De Quervain’s Disease a condition causing pain near the thumb and wrist

Learn About Treatment Options

“ Dr. Fitz is the epitome of what we look for not only in a physician, but what you expect from a specialist. His team, to include the surgery staff, is nothing less than total professionals that are knowledgeable, confident and caring. Seriously, do not waste your time, energy and money going anywhere else.” - Jim J.

About De Quervain’s

De Quervain’s tendinitis is a condition causing painful tendons on the thumb side of the wrist. The tendons that move the thumb travel through a tunnel called the first dorsal compartment. This tunnel (tendon sheath) can enlarge and thicken in some patients causing pain during movement of the wrist and thumb.
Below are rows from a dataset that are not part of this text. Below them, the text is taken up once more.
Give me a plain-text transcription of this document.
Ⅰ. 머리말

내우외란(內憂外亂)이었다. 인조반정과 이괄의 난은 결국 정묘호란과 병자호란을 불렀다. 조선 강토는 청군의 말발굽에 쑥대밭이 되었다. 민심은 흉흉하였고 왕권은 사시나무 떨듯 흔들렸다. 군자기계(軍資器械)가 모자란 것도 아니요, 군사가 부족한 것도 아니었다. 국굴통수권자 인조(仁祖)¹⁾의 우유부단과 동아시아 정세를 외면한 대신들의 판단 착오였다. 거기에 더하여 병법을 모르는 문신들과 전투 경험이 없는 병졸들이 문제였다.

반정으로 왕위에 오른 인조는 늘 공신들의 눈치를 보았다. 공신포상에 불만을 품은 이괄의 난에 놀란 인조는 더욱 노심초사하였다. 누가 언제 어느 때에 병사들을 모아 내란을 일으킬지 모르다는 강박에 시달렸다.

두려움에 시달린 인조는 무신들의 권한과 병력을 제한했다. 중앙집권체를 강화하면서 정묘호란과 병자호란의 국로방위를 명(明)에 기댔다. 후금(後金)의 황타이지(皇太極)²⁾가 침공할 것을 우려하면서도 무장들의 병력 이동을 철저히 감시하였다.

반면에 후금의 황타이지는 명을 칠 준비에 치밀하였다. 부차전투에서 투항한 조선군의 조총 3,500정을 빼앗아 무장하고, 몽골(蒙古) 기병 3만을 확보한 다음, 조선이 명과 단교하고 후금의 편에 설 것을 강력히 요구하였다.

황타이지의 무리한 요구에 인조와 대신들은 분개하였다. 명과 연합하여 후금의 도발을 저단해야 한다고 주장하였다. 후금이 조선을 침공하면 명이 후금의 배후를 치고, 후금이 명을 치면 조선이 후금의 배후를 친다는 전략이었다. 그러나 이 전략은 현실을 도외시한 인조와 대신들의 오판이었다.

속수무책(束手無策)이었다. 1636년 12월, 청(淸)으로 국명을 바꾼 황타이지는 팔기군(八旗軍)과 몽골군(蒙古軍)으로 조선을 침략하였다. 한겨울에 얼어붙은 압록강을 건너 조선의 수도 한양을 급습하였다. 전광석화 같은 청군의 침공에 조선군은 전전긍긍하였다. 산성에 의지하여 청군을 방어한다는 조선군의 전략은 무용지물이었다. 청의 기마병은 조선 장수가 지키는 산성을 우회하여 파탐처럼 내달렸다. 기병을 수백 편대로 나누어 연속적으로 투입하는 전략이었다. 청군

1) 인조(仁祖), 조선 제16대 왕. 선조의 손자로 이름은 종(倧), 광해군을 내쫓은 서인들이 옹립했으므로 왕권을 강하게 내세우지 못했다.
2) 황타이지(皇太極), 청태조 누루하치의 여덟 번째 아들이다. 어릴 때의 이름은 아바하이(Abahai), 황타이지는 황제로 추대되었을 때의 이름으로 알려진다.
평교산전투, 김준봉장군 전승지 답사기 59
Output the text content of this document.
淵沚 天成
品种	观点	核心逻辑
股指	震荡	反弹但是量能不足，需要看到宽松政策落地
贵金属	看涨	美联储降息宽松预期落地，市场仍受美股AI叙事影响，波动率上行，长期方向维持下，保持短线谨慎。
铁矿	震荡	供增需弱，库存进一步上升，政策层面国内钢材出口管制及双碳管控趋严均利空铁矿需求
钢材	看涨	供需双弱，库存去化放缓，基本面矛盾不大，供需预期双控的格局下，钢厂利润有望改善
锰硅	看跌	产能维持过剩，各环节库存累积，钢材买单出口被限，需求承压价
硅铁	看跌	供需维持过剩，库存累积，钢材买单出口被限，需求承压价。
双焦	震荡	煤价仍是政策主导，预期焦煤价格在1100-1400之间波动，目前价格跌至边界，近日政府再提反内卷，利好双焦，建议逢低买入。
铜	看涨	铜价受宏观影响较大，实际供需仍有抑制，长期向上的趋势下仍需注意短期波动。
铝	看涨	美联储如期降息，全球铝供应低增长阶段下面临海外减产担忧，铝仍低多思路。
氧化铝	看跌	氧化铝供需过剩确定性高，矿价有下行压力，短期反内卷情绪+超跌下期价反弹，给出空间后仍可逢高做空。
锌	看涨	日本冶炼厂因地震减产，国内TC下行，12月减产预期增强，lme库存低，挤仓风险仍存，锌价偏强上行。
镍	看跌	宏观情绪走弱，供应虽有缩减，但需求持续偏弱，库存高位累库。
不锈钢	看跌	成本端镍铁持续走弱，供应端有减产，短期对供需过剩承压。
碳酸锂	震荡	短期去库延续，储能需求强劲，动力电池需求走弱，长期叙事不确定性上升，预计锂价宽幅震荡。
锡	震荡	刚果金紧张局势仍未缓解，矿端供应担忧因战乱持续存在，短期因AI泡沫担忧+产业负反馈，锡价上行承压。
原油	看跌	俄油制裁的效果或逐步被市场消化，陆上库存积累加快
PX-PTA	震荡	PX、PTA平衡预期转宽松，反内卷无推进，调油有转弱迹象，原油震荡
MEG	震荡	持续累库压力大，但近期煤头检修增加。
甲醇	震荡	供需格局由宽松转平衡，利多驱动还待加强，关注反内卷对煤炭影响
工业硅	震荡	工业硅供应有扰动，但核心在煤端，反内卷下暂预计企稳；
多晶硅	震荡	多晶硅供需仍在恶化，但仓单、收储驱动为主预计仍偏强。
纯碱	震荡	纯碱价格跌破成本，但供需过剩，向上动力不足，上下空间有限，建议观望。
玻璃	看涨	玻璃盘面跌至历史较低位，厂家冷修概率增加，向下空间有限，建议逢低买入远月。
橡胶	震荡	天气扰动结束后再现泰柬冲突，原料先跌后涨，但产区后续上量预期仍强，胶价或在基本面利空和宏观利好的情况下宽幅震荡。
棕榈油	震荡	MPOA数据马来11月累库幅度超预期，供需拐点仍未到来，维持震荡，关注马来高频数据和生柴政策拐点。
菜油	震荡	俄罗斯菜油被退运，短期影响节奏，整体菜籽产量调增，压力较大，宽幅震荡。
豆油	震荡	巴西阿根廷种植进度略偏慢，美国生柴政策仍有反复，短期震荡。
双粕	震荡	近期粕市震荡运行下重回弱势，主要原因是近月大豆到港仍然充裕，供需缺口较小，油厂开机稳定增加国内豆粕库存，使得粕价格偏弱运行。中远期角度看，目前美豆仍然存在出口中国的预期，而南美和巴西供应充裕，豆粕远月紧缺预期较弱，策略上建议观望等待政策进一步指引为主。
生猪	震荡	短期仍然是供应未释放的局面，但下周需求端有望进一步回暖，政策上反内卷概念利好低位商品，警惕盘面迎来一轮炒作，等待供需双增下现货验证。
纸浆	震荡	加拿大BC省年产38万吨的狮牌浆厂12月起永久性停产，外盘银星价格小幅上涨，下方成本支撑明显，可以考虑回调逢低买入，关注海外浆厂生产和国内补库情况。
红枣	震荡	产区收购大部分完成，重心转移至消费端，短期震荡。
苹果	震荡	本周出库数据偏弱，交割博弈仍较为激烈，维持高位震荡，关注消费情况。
Often, the cause of this disease is unknown. Overuse, repetitive grasping, and certain inflammatory conditions such as rheumatoid arthritis can all trigger the disease. Racquet sports and various workplace tasks may also aggravate the condition. While anyone can get this disease, it tends to affect women more often than men.
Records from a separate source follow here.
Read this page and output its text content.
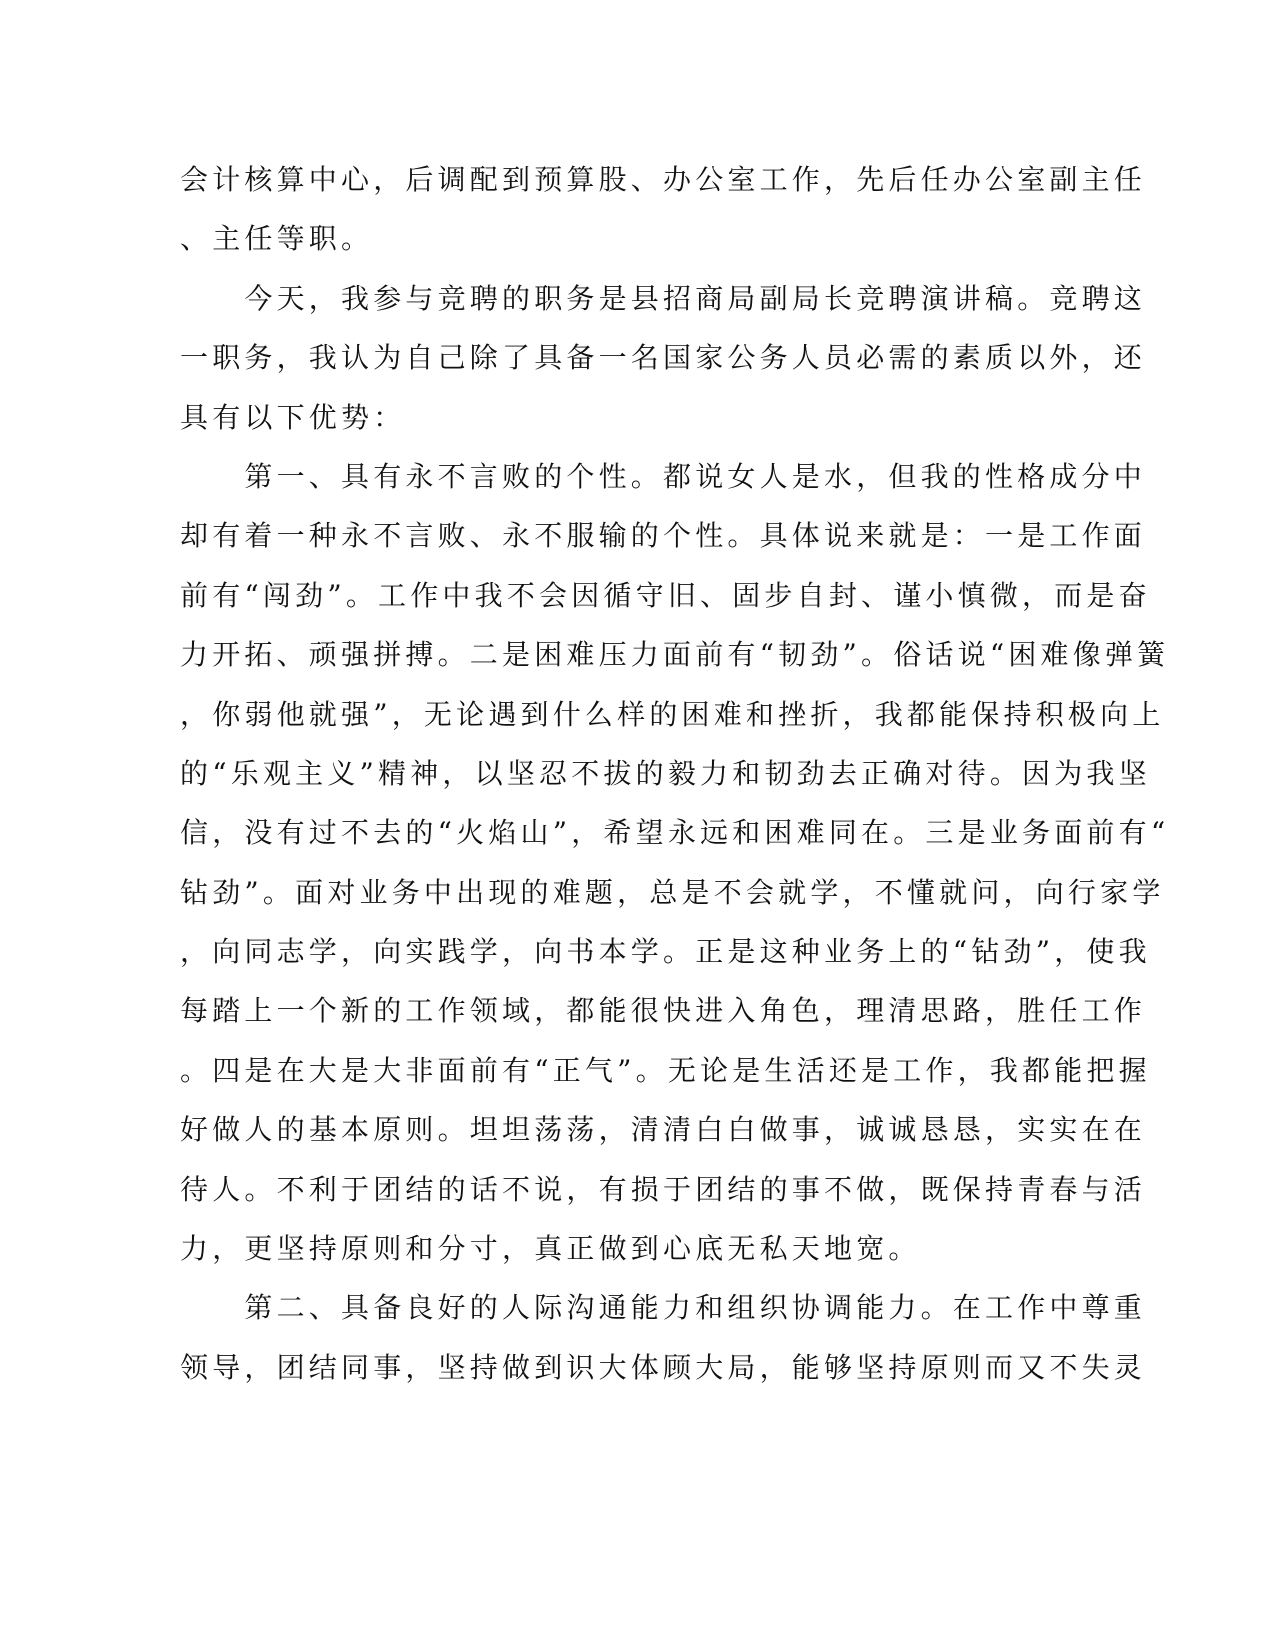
会计核算中心，后调配到预算股、办公室工作，先后任办公室副主任
、主任等职。
　　今天，我参与竞聘的职务是县招商局副局长竞聘演讲稿。竞聘这
一职务，我认为自己除了具备一名国家公务人员必需的素质以外，还
具有以下优势：
　　第一、具有永不言败的个性。都说女人是水，但我的性格成分中
却有着一种永不言败、永不服输的个性。具体说来就是：一是工作面
前有“闯劲”。工作中我不会因循守旧、固步自封、谨小慎微，而是奋
力开拓、顽强拼搏。二是困难压力面前有“韧劲”。俗话说“困难像弹簧
，你弱他就强”，无论遇到什么样的困难和挫折，我都能保持积极向上
的“乐观主义”精神，以坚忍不拔的毅力和韧劲去正确对待。因为我坚
信，没有过不去的“火焰山”，希望永远和困难同在。三是业务面前有“
钻劲”。面对业务中出现的难题，总是不会就学，不懂就问，向行家学
，向同志学，向实践学，向书本学。正是这种业务上的“钻劲”，使我
每踏上一个新的工作领域，都能很快进入角色，理清思路，胜任工作
。四是在大是大非面前有“正气”。无论是生活还是工作，我都能把握
好做人的基本原则。坦坦荡荡，清清白白做事，诚诚恳恳，实实在在
待人。不利于团结的话不说，有损于团结的事不做，既保持青春与活
力，更坚持原则和分寸，真正做到心底无私天地宽。
　　第二、具备良好的人际沟通能力和组织协调能力。在工作中尊重
领导，团结同事，坚持做到识大体顾大局，能够坚持原则而又不失灵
  • Pain on the thumb side of the wrist or at the base of the thumb
  • Swelling on the thumb side of the wrist
  • Pain in the wrist that can travel up the forearm

Treatment Options

Treatment options for De Quervain’s include non-steroidal anti-inflammatory medications (NSAIDs), splints, steroid injections, and surgery. When the conservative treatments stop working and the condition becomes more chronic it is then suggested to look at surgical options. Surgery has typically involved a larger opening of the tunnel to make more room for the tendons. After the surgery the patient has to keep the incision covered for up to 4 weeks.

Dr. Fitzmaurice has developed the EndoTech® Endoscopic De Quervain’s Release, a minimally-invasive technique to treat this condition. This technique requires only a small incision using endoscopic equipment. The thickened tissue (tunnel) over the tendons is then released providing more room for movement. This allows for pain free movement of the thumb immediately after the surgery. The dressings are removed in 2 days and patients are able to return to work within 1 week.


  • A small incision is made, and the thickened tissue (tunnel) over the tendons is released
  • This technique leaves the surrounding tissues unharmed
  • Movement is allowed immediately after surgery and dressings are removed in 2 days
  • Shorter recovery time, within 1 week
  • Less pain

‘Open’ Approach

  • Large incision through the palm, down to the transverse carpal ligament
  • 6-8 week recovery time
  • Up to 57% recurrence rate
  • 7-20% persistent symptoms

Studies have shown that this remarkable visualization significantly decreases surgical risks, with zero complications to date in over 4000 procedures performed. EndoTech® results in the least amount of pain and fastest recovery compared to other surgical techniques. This allows for a much higher success rate and a greater overall patient outcome.